Magnitude of Urine Albumin and KIM-1 Changes Can be Used to Differentiate Glomerular Injury From Tubular Injury in Rats

Author:

Gu Yi-Zhong1ORCID,Paul Erina1,Vlasakova Katerina1ORCID,Troth Sean P.1ORCID,Sistare Frank D.1ORCID,Ramaiah Lila2,Potz Oliver34,Sutradhar Santosh1,Glaab Warren E.1

Affiliation:

1. Merck & Co., Inc., Rahway, New Jersey, USA

2. Janssen Research & Development, Spring House, Pennsylvania, USA

3. Signatope GmbH, Reutlingen, Germany

4. University of Tubingen, Reutlingen, Germany

Abstract

Emerging urinary kidney safety biomarkers have been evaluated in recent years and have been shown to be superior to the serum parameters blood urea nitrogen (BUN) and creatinine (sCr) for monitoring kidney injury in the proximal tubule. However, their potential application in differentiating the location of the initial kidney injury (eg, glomerulus vs tubule) has not been fully explored. Here, we assessed the performance of two algorithms that were constructed using either an empirical or a mathematical model to predict the site of kidney injury using a data set consisting of 22 rat kidney toxicity studies with known urine biomarker and histopathologic outcomes.
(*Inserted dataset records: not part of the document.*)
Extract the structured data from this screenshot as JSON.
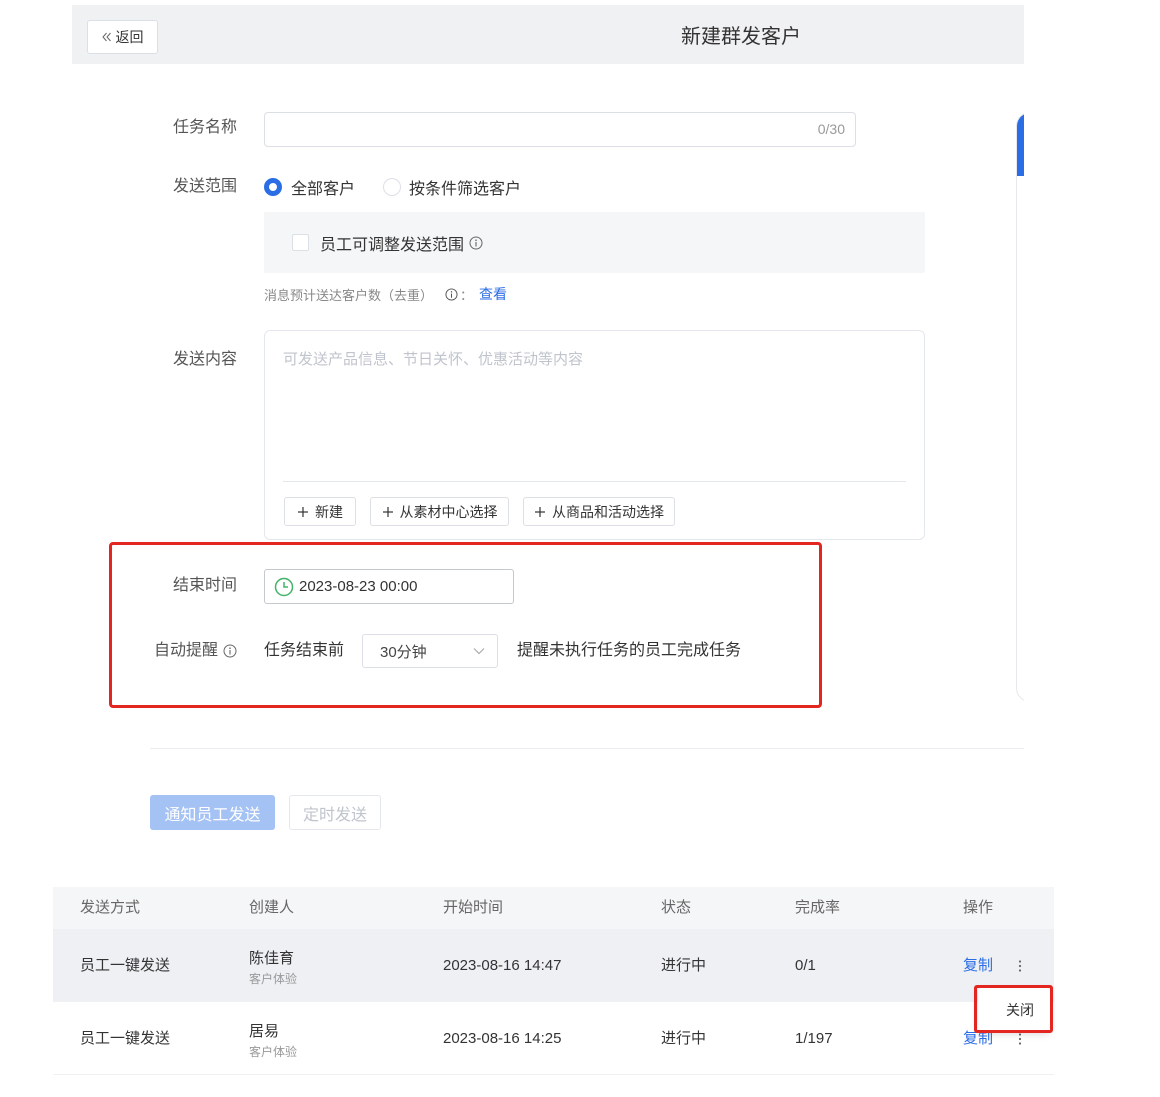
{
  "header": {
    "back_label": "返回",
    "title": "新建群发客户"
  },
  "form": {
    "task_name": {
      "label": "任务名称",
      "value": "",
      "counter": "0/30"
    },
    "send_scope": {
      "label": "发送范围",
      "options": [
        {
          "label": "全部客户",
          "selected": true
        },
        {
          "label": "按条件筛选客户",
          "selected": false
        }
      ],
      "adjustable": {
        "label": "员工可调整发送范围",
        "checked": false
      },
      "estimate_text": "消息预计送达客户数（去重）",
      "estimate_sep": "：",
      "estimate_link": "查看"
    },
    "content": {
      "label": "发送内容",
      "placeholder": "可发送产品信息、节日关怀、优惠活动等内容",
      "buttons": [
        "新建",
        "从素材中心选择",
        "从商品和活动选择"
      ]
    },
    "end_time": {
      "label": "结束时间",
      "value": "2023-08-23 00:00"
    },
    "auto_remind": {
      "label": "自动提醒",
      "prefix": "任务结束前",
      "selected": "30分钟",
      "suffix": "提醒未执行任务的员工完成任务"
    }
  },
  "actions": {
    "notify_label": "通知员工发送",
    "schedule_label": "定时发送"
  },
  "table": {
    "columns": [
      "发送方式",
      "创建人",
      "开始时间",
      "状态",
      "完成率",
      "操作"
    ],
    "rows": [
      {
        "method": "员工一键发送",
        "creator": "陈佳育",
        "creator_team": "客户体验",
        "start_time": "2023-08-16 14:47",
        "status": "进行中",
        "completion": "0/1",
        "action": "复制"
      },
      {
        "method": "员工一键发送",
        "creator": "居易",
        "creator_team": "客户体验",
        "start_time": "2023-08-16 14:25",
        "status": "进行中",
        "completion": "1/197",
        "action": "复制"
      }
    ]
  },
  "row_menu": {
    "close_label": "关闭"
  },
  "icons": {
    "back": "double-chevron-left-icon",
    "info": "info-icon",
    "add": "plus-icon",
    "date": "clock-icon",
    "select": "chevron-down-icon",
    "row_more": "more-vertical-icon"
  },
  "colors": {
    "accent": "#2b6de5",
    "accent_disabled": "#a4c2f4",
    "annotation": "#e3261f",
    "clock": "#43b36a",
    "header_bg": "#f0f1f3",
    "highlight_row": "#eef0f4"
  }
}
Two kidney safety biomarkers used in both models, kidney injury molecule 1 (KIM-1) and albumin (ALB), were the best performers to differentiate glomerular injury from tubular injury. The performance of algorithms using these two biomarkers against the gold standard of kidney histopathologic examination showed high sensitivity in differentiating the location of the kidney damage to either the glomerulus or the proximal tubules. These data support the exploration of such an approach for use in clinical settings, leveraging urinary biomarker data to aid in the diagnosis of either glomerular or tubular injury where histopathologic assessments are not conducted.

Publisher

SAGE Publications

Reference16 articles.

1. C-Path Predictive Safety Testing Consortium. DDT-BMQ-000014: safety biomarker panel to aid in the detection of kidney tubular injury in phase 1 trials in healthy volunteers; full qualification package 2018. Accessed April 18, 2024. https://force-dsc.my.site.com/ddt/s/.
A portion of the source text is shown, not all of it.